(Billet 420) – Le bal’art et la manière d’énerver

(Billet 420) – Le bal’art et la manière d’énerver

A coups de balaghs et de contre-balaghs, bien malin qui pourrait dire finalement, sans réfléchir, sans compter sur les doigts, spontanément, sous quel régime juridique relevant de l’état d’exception sanitaire il se trouve… Les communiqués se suivent et ne se ressemblent pas, les chiffres de l’épidémie se suivent et ne rassurent pas, l’incohérence des décisions se poursuit et désormais indiffère et les Marocains apprennent à vivre avec le Covid et… nos gouvernants impavides.

S’il y a une chose que nous avons effectivement apprise depuis la sortie du confinement, quand les choses étaient plus ou moins bien gérées, c’est que 1/ Il faut toujours attendre une décision qui finit par tomber, 2/ que cette décision advient souvent à des moments totalement inattendus et 3/ elle plaît à certains à déplaît à beaucoup d’autres, puis tout le monde oublie et continue de s’oublier.
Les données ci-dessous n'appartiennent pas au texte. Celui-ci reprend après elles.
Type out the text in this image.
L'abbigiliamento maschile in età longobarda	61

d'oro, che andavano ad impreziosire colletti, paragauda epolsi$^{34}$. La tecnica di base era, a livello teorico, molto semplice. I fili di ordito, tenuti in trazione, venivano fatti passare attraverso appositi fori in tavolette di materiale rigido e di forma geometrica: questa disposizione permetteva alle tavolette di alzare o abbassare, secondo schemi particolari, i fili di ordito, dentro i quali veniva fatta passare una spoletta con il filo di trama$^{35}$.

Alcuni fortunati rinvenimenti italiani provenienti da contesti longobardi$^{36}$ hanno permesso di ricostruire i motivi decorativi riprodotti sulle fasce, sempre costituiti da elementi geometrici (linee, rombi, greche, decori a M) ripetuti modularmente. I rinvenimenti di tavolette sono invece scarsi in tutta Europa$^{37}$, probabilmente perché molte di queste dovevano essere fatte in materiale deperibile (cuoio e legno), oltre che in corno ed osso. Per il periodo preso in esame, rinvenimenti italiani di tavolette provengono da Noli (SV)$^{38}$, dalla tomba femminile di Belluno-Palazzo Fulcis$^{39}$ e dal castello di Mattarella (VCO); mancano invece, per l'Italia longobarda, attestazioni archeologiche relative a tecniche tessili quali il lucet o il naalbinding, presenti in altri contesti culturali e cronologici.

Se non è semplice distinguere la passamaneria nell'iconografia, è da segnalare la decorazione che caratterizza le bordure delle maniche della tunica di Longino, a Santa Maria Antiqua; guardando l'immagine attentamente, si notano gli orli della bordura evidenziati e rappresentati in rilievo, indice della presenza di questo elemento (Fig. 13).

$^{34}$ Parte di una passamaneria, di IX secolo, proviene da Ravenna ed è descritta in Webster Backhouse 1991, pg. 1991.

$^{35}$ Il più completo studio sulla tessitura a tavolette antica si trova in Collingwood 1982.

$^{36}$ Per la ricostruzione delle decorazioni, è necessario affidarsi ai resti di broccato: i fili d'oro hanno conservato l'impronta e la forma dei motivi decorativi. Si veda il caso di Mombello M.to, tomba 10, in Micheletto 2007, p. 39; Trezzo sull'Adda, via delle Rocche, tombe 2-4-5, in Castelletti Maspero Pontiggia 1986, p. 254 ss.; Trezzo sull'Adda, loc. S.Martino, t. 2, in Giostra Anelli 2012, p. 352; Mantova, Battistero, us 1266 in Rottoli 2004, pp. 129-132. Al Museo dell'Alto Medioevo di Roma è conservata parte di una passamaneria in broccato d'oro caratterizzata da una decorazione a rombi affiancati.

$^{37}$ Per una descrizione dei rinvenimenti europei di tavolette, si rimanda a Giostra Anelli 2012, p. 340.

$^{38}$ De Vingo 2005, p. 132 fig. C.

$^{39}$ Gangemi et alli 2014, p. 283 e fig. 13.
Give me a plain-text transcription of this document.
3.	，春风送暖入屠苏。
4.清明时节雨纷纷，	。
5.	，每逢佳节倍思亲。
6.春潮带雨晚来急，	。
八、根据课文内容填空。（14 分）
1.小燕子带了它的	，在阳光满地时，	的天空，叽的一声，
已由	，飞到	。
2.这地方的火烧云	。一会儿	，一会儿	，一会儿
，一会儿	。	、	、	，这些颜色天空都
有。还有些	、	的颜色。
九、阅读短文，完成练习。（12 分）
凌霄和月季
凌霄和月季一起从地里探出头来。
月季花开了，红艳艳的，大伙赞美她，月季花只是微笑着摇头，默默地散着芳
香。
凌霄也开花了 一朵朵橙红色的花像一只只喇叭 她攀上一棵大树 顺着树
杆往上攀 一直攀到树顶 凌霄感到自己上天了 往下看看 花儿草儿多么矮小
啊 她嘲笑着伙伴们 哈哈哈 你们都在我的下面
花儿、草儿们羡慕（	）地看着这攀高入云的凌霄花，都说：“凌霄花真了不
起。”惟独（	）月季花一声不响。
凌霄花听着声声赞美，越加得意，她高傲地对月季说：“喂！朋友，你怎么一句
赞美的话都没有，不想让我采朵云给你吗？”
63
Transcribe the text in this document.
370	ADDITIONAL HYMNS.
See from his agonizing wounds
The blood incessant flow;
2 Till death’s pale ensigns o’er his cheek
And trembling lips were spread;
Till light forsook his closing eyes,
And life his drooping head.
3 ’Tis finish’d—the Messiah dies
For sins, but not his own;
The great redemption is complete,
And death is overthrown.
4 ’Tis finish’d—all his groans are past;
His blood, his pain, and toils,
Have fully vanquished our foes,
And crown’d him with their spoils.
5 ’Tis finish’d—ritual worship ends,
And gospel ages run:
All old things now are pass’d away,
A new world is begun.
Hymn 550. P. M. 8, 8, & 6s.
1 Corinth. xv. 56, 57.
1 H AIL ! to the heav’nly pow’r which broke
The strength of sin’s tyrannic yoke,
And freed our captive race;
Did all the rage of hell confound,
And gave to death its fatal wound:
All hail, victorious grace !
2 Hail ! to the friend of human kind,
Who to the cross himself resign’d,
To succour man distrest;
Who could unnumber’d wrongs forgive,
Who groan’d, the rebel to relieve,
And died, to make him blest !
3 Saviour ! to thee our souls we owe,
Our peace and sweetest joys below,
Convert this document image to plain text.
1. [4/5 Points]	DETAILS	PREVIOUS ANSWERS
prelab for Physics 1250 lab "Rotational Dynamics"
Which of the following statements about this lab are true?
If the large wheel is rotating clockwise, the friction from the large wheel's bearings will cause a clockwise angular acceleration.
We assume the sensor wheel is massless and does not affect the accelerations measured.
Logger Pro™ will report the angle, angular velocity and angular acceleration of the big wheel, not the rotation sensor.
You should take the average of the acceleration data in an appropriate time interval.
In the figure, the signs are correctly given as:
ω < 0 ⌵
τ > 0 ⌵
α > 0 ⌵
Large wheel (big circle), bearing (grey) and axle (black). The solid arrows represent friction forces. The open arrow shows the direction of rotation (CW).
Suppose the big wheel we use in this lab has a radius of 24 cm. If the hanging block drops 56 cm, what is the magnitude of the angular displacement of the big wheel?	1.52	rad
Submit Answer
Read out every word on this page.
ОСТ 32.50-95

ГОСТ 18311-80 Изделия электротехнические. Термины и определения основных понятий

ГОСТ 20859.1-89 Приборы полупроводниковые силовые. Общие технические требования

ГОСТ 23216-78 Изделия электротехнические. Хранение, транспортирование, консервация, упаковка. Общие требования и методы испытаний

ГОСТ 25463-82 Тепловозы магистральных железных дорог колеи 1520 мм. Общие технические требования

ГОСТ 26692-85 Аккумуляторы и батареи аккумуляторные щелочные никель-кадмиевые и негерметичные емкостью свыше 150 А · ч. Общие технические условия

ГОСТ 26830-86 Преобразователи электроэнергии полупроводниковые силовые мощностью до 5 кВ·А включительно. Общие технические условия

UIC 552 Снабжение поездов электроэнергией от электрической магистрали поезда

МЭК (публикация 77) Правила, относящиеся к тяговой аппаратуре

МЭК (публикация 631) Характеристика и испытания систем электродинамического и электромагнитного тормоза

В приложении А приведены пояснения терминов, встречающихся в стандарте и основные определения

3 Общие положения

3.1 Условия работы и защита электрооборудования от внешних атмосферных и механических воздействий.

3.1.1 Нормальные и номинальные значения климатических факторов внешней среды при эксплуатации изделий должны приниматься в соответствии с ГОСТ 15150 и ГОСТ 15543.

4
Le problème n’est pas dans l’incohérence, car tous les dirigeants de tous les pays pataugent, tiennent leurs gouvernails, jointures blanches et mâchoires serrées, naviguant à vue, parant au plus pressé, tentant le sauvetage des plus menacés… Non, le problème est dans cette fausse assurance, justement, de nos dirigeants, avec leurs sourires convenus de ceux qui savent, qui assurent… pendant que l’économie tombe autour d’eux par petits morceaux. Annoncer en Conseil de ministres, devant le chef de l’Etat, une croissance de 4,8% en 2021 en est un exemple renversant, surtout avec des frontières toujours fermées, de plus en plus d’entreprises qui ferment, et un ciel désespérément bleu !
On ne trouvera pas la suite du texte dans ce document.